BACKGROUND (setting the context for my answer):
I actually used to be a researcher in a university lab that created the software for voice synthesizers back in the 1980's. At that time, all the synthesizers used recordings of human voices and edited examples of each phoneme (the sound you might associate with a letter, but it's not letters). Then the software would grab the sounds it needed and put them together. Very choppy and awful output.
The professors I worked with (I was an undergraduate doing this as paid full or part time depending on my school schedule) created a brand new system. They made a list of every two-phoneme combination (for example "b-ah" or "sh-ew") and some common multiples (like st-ah) and then used a recorded human voice for the examples. My job was to cut each pairing at the exact middle (second half of the "b" and the first half of the "ah" for example). The point was to keep all those important transitions. I had both the sounds and a graphic depiction of the recordings on a computer.
The results were gorgeous compared to anything that came before it. Much more lifelike.
But there was still no intonation. Changing pitch, volume, and a few other tonal things was possible then and is even easier now. But intonation is HARD.
To create intonation you need extensive rules on which tones to use when. You might think this is easy (just like you might think my other job, writing the rules for text-to-speech that translated written words into lists of phonemes, was easy) but you'd be wrong. It's hard for humans speaking a second language to get right and it's insanely hard for computers.
But that was over 30 years ago. All that stuff I did by hand is now partially or completely automated. It's easier now than before. But it's still not easy. I mean have you heard an electronic voice that does intonation well? Siri? Alexa? Yeah no. At best you get a rising tone for questions.
Take all this into the near future and, sure, it's gonna happen. Already the electronic voices are worlds better than what I was working on, and that was lightyears ahead of what was out there. Electronic voices are used every day now and it's just going to increase. There are entire companies (and departments of larger companies) working on these problems.
You have two differences from what I was talking about.
- Your electronic speakers may be intelligent. In that case, you don't need software to determine which phonemes to use or which tonal variations.
- You're stuck with Victorian-level tech.
It's unclear to me if your "mechanical semi-humanoid automata" are indeed intelligent. If not, they need to be programed in some manner. Even if it's just setting keys to utter various phonemes. You still need to have a way for the brains of the machines, or the programming, to transfer to the "mouths." This is really hard for that era.
If you use artificial mouths to articulate sounds, you'll need to break down every phoneme into its component parts. These are:
- Voiced or unvoiced (if the vocal folds vibrate during the sound).
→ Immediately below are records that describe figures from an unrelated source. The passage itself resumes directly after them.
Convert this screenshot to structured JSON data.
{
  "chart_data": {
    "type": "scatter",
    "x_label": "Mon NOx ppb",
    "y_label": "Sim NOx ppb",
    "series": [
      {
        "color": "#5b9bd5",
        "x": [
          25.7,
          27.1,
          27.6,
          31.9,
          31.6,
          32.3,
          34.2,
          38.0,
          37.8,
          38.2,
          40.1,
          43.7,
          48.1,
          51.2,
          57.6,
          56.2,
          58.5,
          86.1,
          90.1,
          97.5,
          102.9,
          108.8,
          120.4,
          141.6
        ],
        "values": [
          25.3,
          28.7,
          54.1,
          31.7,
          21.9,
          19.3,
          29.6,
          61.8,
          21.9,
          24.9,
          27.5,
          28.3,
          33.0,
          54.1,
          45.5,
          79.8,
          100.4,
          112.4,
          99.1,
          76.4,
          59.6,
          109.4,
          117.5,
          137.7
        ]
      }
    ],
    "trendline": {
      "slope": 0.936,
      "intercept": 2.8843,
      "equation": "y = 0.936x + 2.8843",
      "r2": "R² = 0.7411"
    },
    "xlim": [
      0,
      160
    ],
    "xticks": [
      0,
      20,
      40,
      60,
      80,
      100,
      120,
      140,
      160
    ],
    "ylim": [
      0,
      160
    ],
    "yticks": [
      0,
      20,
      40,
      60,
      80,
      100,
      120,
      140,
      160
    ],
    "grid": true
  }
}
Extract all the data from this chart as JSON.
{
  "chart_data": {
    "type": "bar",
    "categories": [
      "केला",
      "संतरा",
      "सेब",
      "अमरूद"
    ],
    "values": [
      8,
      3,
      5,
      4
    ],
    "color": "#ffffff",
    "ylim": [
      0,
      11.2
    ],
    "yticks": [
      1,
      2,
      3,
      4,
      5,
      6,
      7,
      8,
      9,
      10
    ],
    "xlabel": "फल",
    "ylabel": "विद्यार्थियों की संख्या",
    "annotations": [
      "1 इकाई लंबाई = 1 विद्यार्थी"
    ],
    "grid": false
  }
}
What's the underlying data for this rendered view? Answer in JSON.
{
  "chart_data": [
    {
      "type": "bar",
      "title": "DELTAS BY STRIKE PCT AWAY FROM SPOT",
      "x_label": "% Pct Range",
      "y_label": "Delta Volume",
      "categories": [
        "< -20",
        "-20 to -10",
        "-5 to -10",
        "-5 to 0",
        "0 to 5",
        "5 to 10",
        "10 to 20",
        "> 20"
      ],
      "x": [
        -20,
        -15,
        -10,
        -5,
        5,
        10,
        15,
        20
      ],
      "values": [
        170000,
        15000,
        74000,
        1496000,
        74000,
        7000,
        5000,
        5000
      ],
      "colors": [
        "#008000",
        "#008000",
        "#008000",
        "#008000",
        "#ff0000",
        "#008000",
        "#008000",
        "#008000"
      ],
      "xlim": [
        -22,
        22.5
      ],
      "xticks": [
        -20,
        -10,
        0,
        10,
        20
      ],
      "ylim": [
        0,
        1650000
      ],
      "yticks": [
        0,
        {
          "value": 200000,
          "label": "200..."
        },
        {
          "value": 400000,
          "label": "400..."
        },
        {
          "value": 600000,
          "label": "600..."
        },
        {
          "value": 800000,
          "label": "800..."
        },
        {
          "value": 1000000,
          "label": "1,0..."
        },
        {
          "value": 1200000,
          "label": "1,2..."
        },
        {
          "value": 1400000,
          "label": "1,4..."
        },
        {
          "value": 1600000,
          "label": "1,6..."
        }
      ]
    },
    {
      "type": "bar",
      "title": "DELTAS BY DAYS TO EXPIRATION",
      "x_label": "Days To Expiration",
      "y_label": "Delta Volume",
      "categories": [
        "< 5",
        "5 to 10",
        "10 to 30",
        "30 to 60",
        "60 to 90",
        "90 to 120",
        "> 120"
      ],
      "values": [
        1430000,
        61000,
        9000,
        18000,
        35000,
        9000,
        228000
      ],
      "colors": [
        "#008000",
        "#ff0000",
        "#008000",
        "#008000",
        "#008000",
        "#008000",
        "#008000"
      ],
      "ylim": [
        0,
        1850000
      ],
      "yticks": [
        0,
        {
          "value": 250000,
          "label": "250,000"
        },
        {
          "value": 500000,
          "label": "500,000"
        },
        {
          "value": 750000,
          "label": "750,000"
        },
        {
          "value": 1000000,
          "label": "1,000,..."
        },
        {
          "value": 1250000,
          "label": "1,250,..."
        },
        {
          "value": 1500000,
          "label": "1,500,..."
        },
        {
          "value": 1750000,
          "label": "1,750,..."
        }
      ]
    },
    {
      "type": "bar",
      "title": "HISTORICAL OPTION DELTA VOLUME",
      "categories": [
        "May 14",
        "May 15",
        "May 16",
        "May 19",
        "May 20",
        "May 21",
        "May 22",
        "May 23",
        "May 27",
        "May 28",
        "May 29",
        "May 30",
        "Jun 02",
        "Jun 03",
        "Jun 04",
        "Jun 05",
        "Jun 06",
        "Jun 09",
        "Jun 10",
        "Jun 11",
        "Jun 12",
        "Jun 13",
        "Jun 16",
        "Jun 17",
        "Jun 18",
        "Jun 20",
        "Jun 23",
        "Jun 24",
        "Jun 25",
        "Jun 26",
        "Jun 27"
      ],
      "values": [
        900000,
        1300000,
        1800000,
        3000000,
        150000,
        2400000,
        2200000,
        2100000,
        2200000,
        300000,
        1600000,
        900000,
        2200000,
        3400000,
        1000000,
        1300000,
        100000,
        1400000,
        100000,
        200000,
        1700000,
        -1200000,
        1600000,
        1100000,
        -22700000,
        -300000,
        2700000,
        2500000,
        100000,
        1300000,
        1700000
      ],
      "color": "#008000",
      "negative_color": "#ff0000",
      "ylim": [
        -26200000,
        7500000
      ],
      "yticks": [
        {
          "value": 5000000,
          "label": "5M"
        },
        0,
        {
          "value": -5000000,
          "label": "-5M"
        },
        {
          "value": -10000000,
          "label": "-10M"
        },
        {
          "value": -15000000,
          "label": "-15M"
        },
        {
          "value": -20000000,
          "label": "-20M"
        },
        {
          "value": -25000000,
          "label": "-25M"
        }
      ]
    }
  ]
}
- Position of the tongue and/or lips. For consonants there are just a few choices but vowels are very complex and some vowels require movement of the tongue in a particular way.
- Method of articulation (stop, fricative, liquid, etc).
Then you need to pump air through the entire mechanism and somehow get everything to coordinate. Seriously, something like this would take a long time to build. And that's only for the version that takes 3 seconds to say every word.
If you use an electronic voice, you'll need to have a stored inventory of phonemes (or the cut phoneme pairs like I describe above). With modern computers you can use electronically generated sounds, but it's the same basic idea: create a string of sounds that come together as words.
English vs non-English? Easy peasy. That's just about which phonemes and/or phoneme pairs you have in your database.
Can you change volume or pitch? Maybe. It can be done mechanically, but you need to either have a human do this, an intelligent machine, or figure out some way to program it.
How about intonation? No. Freaking. Way. If only the rudiments of intonation can be done with modern technology, it's not going to happen with Victorian-era tech.
[Intonation is] extraordinarily complex. "Although intonation is
primarily a matter of pitch variation, it is important to be aware
that functions attributed to intonation such as the expression of
attitudes and emotions, or highlighting aspects of grammatical
structure, almost always involve concomitant variation in other
prosodic features. David Crystal for example says that "intonation is
not a single system of contours and levels, but the product of the
interaction of features from different prosodic systems – tone,
pitch-range, loudness, rhythmicality and tempo in particular." (ref)
What if controlling the machine was really not an issue?
The OP claims this but it really depends on the frame of the question. How much handwaving and "alien tech" is there? Even with "software" that's really an intelligent brain able to produce perfect control, you're still dealing with the slowness of Victorian-era machines. If everything is truly built locally, I don't see any way that speech can be a normal speed, let alone have all these nuances.
With 44 phonemes in English (Ju|’hoan has about 130) and hundreds to account for all the world's languages, the database of recordings alone would take up too much space, even if done very small and even if you could build the tiny player & a machine to move it around. And that's assuming that you only record phonemes, not the edited combinations that will give you much smoother and better results.